There are occasions where one would like to be able to grow cells under serum-free conditions. One such occasion would be where the serum component of the medium interferes, in some way, with the action of some biologically active agent whose effect on cells one wishes to study. In this situation, one would have to have previously adapted an existing, serum grown culture to grow under conditions where the serum has been removed. To see how this might be done, you will examine your own "lab’s" cell culture with respect to serum dependence:  i.e. the saturation density obtained by  growing the cells in media containing 5% and 0.5% fetal bovine serum, and serum-free media supplemented with growth factors. (Question: Why is the serum-free medium supplemented with growth factors?)

Growth and Characterization of Serum Dependence

II. MATERIALS

You will need to have two T75 flasks of cells which were planted three days earlier with 2 x 10⁶ cells in 15ml medium.

CELL LINES:      Laboratory #1 - SCOR 1A
                          Laboratory #2 - RL-PR-C (early passage)
                          Laboratory #3 - RL-PR-C (late passage)
                          Laboratory #4 - HeLa or KB

MEDIA:       Medium 1 - DME-F12 +2.5% FBS
                   Medium 2 - DME-F12 + 0.5% FBS
                   Medium 3 - DME-F12 + Growth Factors (insulin-5m g/ml; transferrin-5mg/ml;  selenous acid-4ng/ml)

Trypsin Inhibitor (Stock solution = 1.0 mg/ml)
Versene
Trypsin/Versene
CMF-PBS
P60 Petri dishes
T25 flasks
Haemocytometer
Hand tally counter
Giemsa stain
 

III. PROCEDURE

A. Your cultures will have been grown in T75 flasks.

B. Trypsinize cells, resuspend in  CMF-PBS + 1.0ml Trypsin Inhibitor (TI) and count .  Why is TI used?
      Adjust to 5 x 10 ⁶ cells in 5.0 ml of CMF-PBS + 1.0ml Trypsin Inhibitor (TI). (= 1 x 10 ⁶ cells/ml)

1. Plant 9-T25 flasks with 4.5ml of medium (three T25 with medium 1; three with medium 2 and three with medium 3) + 0.5ml of cell suspension. (What is the dilution factor of the cells? What cell number has been planted in each T-25 flask?) Be certain of an even distribution of the cells and then incubate.
2. At the same time, plant 6 P60 Petri dishes with 4.5 ml of medium (2 P60's with medium 1, 2 with medium 2 and 2 with medium 3) + 0.5ml of a 1:1000 dilution of the original cell suspension made in the CMF-PBS-TI buffer. (What cell number was planted in the P-60?) Swirl gently to distribute cells evenly and then incubate.

Day 0:   Set up experiment and record the time you completed the setup.

Day 2 (48hrs.):  At the same time as you finished on Day 0, observe, record your observation and possibly* count one T25 flask of each of the three different media.  (* If the cells on the plastic appear to be only a very few (1-3) per field, record this observation but it is not necessary to count the cells in the flask. There would be far too few to be able to count. Reincubate the flask however and observe on subsequent days along with the others.)

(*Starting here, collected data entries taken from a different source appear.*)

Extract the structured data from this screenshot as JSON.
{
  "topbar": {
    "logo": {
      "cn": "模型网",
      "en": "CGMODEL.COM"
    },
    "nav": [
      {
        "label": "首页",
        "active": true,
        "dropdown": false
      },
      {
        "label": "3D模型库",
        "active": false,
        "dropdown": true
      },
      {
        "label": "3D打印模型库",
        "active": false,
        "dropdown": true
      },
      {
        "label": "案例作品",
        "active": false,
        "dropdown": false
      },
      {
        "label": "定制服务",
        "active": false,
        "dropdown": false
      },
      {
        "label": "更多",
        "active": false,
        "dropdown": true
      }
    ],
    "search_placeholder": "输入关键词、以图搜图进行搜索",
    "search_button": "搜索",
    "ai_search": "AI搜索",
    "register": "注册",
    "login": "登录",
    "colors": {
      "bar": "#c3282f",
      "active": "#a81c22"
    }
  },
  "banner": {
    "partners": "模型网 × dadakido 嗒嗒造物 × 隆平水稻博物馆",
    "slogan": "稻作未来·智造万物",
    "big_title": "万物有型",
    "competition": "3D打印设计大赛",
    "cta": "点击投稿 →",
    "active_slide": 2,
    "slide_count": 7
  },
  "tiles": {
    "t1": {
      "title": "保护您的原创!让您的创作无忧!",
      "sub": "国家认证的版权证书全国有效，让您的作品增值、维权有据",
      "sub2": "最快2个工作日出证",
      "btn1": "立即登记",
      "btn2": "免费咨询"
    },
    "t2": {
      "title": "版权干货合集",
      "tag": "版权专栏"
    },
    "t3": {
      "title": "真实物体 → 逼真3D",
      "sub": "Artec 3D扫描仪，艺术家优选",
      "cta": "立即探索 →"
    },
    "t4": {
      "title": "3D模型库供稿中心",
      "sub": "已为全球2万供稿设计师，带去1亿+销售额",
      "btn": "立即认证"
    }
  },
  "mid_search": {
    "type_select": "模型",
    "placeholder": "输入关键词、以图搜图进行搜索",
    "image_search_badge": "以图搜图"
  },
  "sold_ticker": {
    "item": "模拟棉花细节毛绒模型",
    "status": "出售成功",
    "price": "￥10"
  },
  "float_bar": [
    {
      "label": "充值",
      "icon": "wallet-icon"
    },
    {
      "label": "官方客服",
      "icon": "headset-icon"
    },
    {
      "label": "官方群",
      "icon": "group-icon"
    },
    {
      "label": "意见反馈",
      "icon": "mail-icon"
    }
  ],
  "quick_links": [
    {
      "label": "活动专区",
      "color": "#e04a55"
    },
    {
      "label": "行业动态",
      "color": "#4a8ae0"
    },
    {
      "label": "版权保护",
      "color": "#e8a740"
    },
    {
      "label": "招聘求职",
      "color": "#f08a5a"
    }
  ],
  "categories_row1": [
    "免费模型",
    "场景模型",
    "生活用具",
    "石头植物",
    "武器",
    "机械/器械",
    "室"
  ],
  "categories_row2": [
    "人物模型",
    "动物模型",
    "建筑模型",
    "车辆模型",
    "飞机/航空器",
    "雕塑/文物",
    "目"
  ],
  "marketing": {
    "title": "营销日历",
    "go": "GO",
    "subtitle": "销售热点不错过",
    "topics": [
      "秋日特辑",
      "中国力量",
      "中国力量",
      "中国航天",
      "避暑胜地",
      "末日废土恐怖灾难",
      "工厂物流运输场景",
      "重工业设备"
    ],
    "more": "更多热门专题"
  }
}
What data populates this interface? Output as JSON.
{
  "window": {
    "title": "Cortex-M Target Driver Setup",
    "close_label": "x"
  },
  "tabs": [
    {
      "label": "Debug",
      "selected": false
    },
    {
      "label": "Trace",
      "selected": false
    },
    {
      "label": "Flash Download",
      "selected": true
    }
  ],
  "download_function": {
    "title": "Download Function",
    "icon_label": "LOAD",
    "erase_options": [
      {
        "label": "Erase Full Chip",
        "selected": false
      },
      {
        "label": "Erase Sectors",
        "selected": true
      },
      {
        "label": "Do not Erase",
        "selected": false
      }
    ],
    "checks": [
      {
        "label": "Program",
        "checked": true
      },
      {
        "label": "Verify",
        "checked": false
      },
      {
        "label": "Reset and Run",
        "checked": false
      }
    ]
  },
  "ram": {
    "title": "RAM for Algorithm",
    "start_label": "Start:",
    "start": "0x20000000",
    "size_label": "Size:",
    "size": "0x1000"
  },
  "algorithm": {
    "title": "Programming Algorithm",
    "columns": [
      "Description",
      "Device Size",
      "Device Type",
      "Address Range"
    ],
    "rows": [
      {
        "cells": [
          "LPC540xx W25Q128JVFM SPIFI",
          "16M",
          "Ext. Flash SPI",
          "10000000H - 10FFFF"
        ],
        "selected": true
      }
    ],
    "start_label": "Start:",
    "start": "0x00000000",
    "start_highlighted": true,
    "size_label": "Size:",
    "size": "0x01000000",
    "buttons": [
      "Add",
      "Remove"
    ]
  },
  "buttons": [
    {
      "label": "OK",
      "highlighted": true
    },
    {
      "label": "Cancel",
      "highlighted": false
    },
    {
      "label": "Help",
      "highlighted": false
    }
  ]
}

Day 4 (96hrs.):  Same as on Day 2 for a second T25.

Day 6 (144hrs.): Same as on Day 4 for a third T25.

Day 7:  Remove the medium from all the Petri Plates, wash twice with 3ml CMF-PBS, fix twice with 3ml methanol (add the methanol and let stand for approximately 1 minute.  After removing the methanol a second time,  air dry the plate. Add 3ml Giemsa stain and stain for 20 minutes. Wash with water, dry and count the colonies.
 

III. RESULTS AND DISCUSSION

Analysis

1. Calculate cell number per flask, per square centimeter of growing surface and per ml of culture medium. Check distribution of cells for uniform growth over surface of flask.
2. Plot cell concentration on a log scale, against time on a linear scale.
3. Determine the lag time, population doubling time, and plateau (saturation density)
4. Based upon the number of cells planted in the Petri dishes and the number of colonies counted, calculate the plating efficiency of the cells in the various media. What can you conclude?